Vous vous prétendez guidée par une volonté de réconcilier les Français avec leur justice : on ne saurait pourtant mieux s’y prendre pour ruiner le crédit qui s’attache à celle-ci.
D’un point de vue institutionnel, vos positions sont totalement biaisées : vous choisissez d’évacuer la question fondamentale des garanties statutaires au profit d’un simple et vague rappel déontologique, comme si seule la rigueur personnelle du magistrat, certes indispensable, était de nature à garantir son indépendance et son impartialité. Vous semblez appeler de vos vœux des juges complètement déconnectés des réalités sociales, et peu vous importe si leur statut en fait des relais du pouvoir exécutif. Pensez-vous sérieusement que les citoyens de Saint-Jean-de-Luz et d’ailleurs acceptent une telle justice ?

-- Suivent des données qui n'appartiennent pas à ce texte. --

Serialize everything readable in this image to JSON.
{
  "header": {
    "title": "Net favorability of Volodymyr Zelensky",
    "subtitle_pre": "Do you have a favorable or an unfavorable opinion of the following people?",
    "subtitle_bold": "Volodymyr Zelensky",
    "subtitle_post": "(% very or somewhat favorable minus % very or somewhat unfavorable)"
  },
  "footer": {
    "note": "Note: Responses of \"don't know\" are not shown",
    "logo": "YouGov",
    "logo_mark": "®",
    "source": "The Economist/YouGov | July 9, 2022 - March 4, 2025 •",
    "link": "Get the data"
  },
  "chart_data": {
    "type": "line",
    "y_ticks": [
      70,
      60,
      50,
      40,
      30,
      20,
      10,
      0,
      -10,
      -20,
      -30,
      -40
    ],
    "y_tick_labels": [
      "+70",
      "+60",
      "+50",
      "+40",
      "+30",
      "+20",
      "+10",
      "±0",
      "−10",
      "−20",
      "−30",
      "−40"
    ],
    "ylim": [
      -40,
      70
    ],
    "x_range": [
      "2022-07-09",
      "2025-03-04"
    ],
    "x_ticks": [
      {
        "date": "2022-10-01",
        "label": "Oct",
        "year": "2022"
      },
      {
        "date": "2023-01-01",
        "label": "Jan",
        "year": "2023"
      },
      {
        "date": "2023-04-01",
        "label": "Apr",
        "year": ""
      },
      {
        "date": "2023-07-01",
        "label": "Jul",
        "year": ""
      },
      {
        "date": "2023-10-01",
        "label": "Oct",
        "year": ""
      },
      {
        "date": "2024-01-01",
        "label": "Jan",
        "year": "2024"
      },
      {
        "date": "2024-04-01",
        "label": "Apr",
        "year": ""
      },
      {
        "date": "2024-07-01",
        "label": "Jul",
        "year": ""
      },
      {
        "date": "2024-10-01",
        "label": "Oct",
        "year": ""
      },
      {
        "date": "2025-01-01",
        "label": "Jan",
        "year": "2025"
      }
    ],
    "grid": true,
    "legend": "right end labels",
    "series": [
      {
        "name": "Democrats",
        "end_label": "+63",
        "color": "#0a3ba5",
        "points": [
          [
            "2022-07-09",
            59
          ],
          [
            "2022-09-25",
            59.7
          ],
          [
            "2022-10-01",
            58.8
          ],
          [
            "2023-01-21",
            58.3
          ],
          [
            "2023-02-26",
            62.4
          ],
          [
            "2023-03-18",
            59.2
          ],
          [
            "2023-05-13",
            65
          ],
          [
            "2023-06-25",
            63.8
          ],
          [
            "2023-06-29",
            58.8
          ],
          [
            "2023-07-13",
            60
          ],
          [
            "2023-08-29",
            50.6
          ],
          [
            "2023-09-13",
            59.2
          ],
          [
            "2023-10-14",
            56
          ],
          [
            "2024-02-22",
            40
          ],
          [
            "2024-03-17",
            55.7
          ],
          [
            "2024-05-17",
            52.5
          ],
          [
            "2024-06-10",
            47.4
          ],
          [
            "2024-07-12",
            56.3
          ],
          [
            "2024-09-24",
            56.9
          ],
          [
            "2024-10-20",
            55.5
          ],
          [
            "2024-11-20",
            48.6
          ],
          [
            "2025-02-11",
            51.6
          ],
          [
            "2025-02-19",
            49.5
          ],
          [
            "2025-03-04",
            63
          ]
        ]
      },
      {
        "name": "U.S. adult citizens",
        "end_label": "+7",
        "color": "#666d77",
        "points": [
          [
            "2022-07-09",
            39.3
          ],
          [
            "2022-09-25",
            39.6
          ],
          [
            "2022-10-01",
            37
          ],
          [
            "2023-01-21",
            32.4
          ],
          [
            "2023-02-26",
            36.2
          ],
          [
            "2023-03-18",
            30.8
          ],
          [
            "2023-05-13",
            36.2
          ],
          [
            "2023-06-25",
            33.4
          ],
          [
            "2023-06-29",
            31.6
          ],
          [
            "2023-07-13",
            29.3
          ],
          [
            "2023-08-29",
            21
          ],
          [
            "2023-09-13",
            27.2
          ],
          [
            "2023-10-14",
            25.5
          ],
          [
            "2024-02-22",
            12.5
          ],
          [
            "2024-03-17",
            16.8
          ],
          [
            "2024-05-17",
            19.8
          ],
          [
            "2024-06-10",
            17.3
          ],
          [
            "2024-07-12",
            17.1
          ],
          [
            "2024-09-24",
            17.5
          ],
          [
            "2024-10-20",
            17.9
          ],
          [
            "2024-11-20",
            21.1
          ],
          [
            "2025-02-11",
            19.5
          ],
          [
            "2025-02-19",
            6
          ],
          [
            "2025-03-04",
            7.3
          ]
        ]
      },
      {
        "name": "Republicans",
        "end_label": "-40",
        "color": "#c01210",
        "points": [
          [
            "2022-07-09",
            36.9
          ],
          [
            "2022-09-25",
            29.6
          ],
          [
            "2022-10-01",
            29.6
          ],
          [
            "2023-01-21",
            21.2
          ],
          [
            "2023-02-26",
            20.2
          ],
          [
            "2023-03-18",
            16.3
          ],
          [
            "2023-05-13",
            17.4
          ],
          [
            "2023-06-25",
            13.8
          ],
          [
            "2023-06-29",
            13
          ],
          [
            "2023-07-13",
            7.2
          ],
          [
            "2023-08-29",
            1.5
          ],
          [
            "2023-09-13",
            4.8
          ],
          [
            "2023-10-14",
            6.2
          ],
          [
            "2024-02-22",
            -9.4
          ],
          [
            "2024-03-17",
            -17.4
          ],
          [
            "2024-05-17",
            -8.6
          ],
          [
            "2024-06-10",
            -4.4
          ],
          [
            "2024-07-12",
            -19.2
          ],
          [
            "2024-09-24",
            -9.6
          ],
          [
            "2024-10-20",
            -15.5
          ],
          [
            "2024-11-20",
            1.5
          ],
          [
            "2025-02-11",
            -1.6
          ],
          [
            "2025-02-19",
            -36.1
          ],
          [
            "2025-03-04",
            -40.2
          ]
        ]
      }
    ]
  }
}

Au passage, votre discours vous permet, au nom de l’impartialité, de mener une croisade que l’on pensait révolue contre le syndicalisme judiciaire, pourtant reconnu dans ce pays depuis 1972. Ces propos lourds de menaces témoignent d’une perception aussi étriquée que régressive de la fonction judiciaire.
Le justiciable n’a rien à craindre de l’engagement du magistrat dans la vie de la cité, facteur de décisions adaptées et comprises. Il a davantage à redouter, au nom même de l’apparence d’impartialité, du mouvement législatif auquel vous participez qui limite toujours plus la collégialité des décisions et l’existence d’audiences publiques.
Le Syndicat de la magistrature a toujours manifesté son attachement aux questions de déontologie, dont l’impartialité est une composante essentielle. Il y a quelques semaines, nous vous avons d’ailleurs alertée sur un grave dysfonctionnement qui semblait avoir affecté la bonne marche de la justice toulousaine. Nous attendons toujours une réponse ou une réaction de votre part. Mais peut-être certaines impartialités vous tourmentent-elles moins que d’autres ?
Pour conclure, Madame la garde des sceaux, nous savons combien votre position est actuellement inconfortable. Votre réforme de la procédure pénale est dans l’impasse et vous devez garder la face. Cela ne doit pas vous conduire à faire peser, pour les besoins de votre communication, la responsabilité de cet échec annoncé sur les magistrats."